Biostatistics and modelling core
The purpose of Biostatistics and modeling core is to support and develop a network within modeling with particular focus on raising the level of biostatistical methods applied within the DCCC center and support cross-institutional validations of discoveries. A biostatistics expert will be connected to the effort, but field specific knowledge ensured by a medical physicist from our field with extensive biostatistical and statistical programming experience. Focus is on using the national collaboration to allow external validation of discoveries in any given Danish center and in particular modeling collaborations in areas where national databases are currently of insufficient detail will be considered a success.
Provide clinically credible, externally validated models of disease control and toxicity through the national network and provide methodological support and statistical oversight in high dimensionality data analysis.
Wyatt and Altman have stated that the main reasons why doctors reject published prognostic models are lack of clinical credibility and lack of evidence that a prognostic model can support decisions about patient care. More recently, the misapplication of high dimensionality data to clinical trials had severe consequences at Duke University (the A. Potti case). The objective of WP14 is to first to provide clinically credible, externally validated models of treatment outcome on disease control and toxicity through the national network and second to provide methodological support and statistical oversight in high dimensionality data analysis.
Analysis and validation of predictive/prognostic models with limited covariables per patient
We will provide a framework with senior statistical support with field-specific knowledge to aid appropriate statistical methods and data analytics to support analysis and in particular external validation of prognostic and predictive models for tumor control and toxicity.
Generate and publish interactive decision support models with absolute risk predictions to accommodate the inclusion of all relevant clinical modifiers of risk while maintaining utility. A special emphasis will be on quantification and visualization of uncertainties including those arising from observed differences in outcome between institutions. Methods to analyze and describe the burden of transient or fluctuating toxicities will also be a focus.

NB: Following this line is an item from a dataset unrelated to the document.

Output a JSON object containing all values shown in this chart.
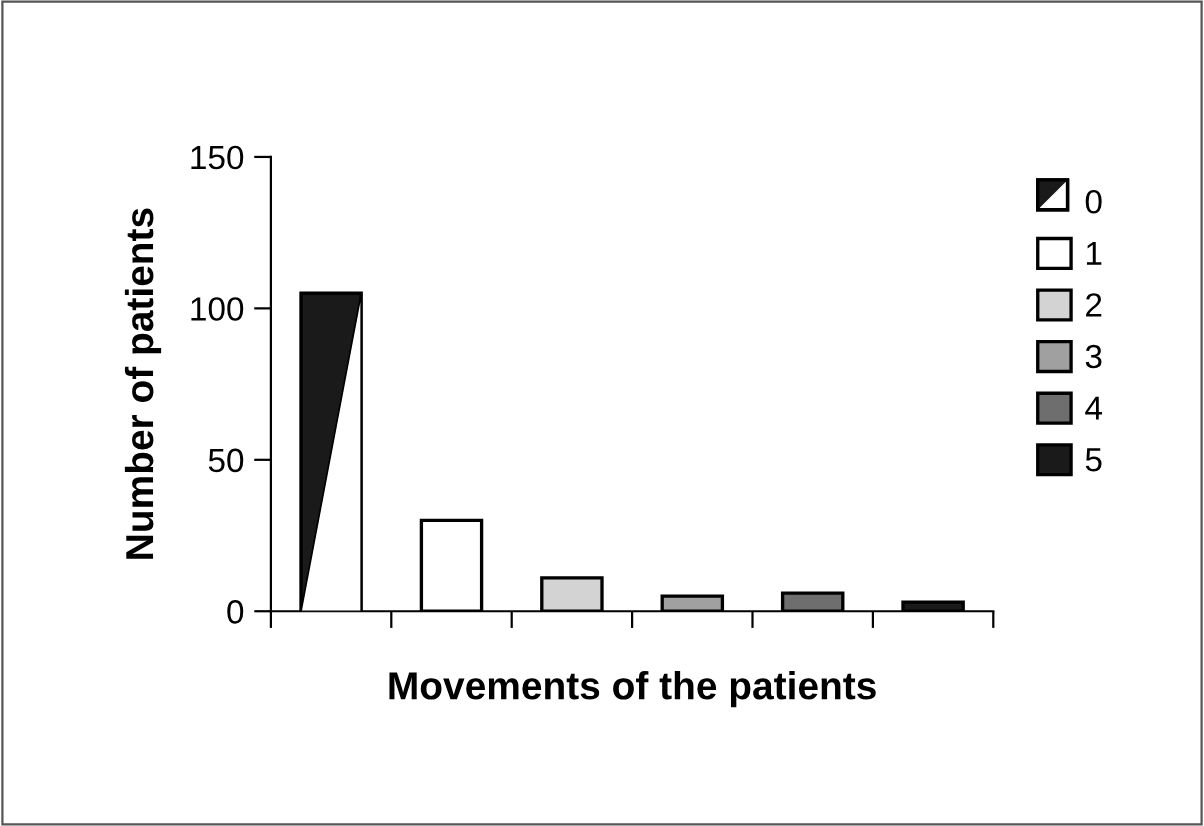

Within the framework, we will enforce open-source publication of all statistical source code (such as R markdown documents with appropriate supporting text) as a necessary part of ensuring reproducibility of published studies. This does not mean that raw clinical data needs to be published.
Analysis of high dimensionality datasets and machine learning
Within the economical limits of the core, we will provide an environment for support and discussion of appropriate analysis of high dimensionality datasets including those related to advanced image analysis and biomarkers.
Furthermore, we will aid in developing machine learning and pattern recognition methods in collaboration with computer scientists.
Collaboration on specific projects within the DCCC center
A limited budget from this work package is dedicated to supporting the external validation of models developed within member institutions. Special emphasis is on external validation by collaborating between institutional partners where the scope of possible existing national databases is expanded through institutional extensions through this network.
Possible examples of such collaborations include the following two examples, but the first year of the WP should ideally lead to further suggestions for collaborations:
1) External validation of a failure-site prediction model in locally advanced squamous or adenocarcinoma of the lung. Here, a failure site prediction model has been developed on an institutional database at Rigshospitalet and is in the press in the Journal of Thoracic Oncology . Strong institutional databases, in particular project related databases in Odense and Århus, support external validation and expansion of the model. Attempts will be made to allow model validation by exporting models, not the databases, to alleviate data protection issues.
2) Another example of the TCP model for prostate cancer is available at AUH. In this TCP model, individual patient information is included to compute the probability of local control. In particular, diffusion coefficient maps acquired prior RT can be used to derive the cell density at the index volume, and estimate individual tutor control probabilities. This model has already shown an increment in dose differentiation across patients compared to classical approaches. Additionally, this model has been tested against the uncertainties derived from the inclusion of patient-specific biological information using functional imaging.
An example of the NTCP model for GI toxicity following RT for prostate cancer has been developed at AUH. This model accounts for spatial patterns in rectal dose distributions. By using a parameterized 2D map of the rectum doses authors have created an NTCP model predicting the risk of 6 different symptoms related to “Defecation Urgency”, “Fecal Incontinence” and “Emptying Difficulties”. Test it in an external cohort, such as DAPROCA would be a promising application of this WP.
The first year of the DCCC work package should encourage further suggestions for specific projects under this WP and the most promising (judged in particular on the ability to use the network for external validation and improvement of models) can receive financial support for data analysis.
External validation of institutional prognostic/predictive studies, also in sites where national clinical databases are not currently of sufficient detail for radiotherapy modeling.
Workshops on statistical modeling with emphasis on data analysis.
Implementation of machine learning methods, such as convolutional neural nets, in collaboration with WP2.
Improved quality of related studies disseminating from the center.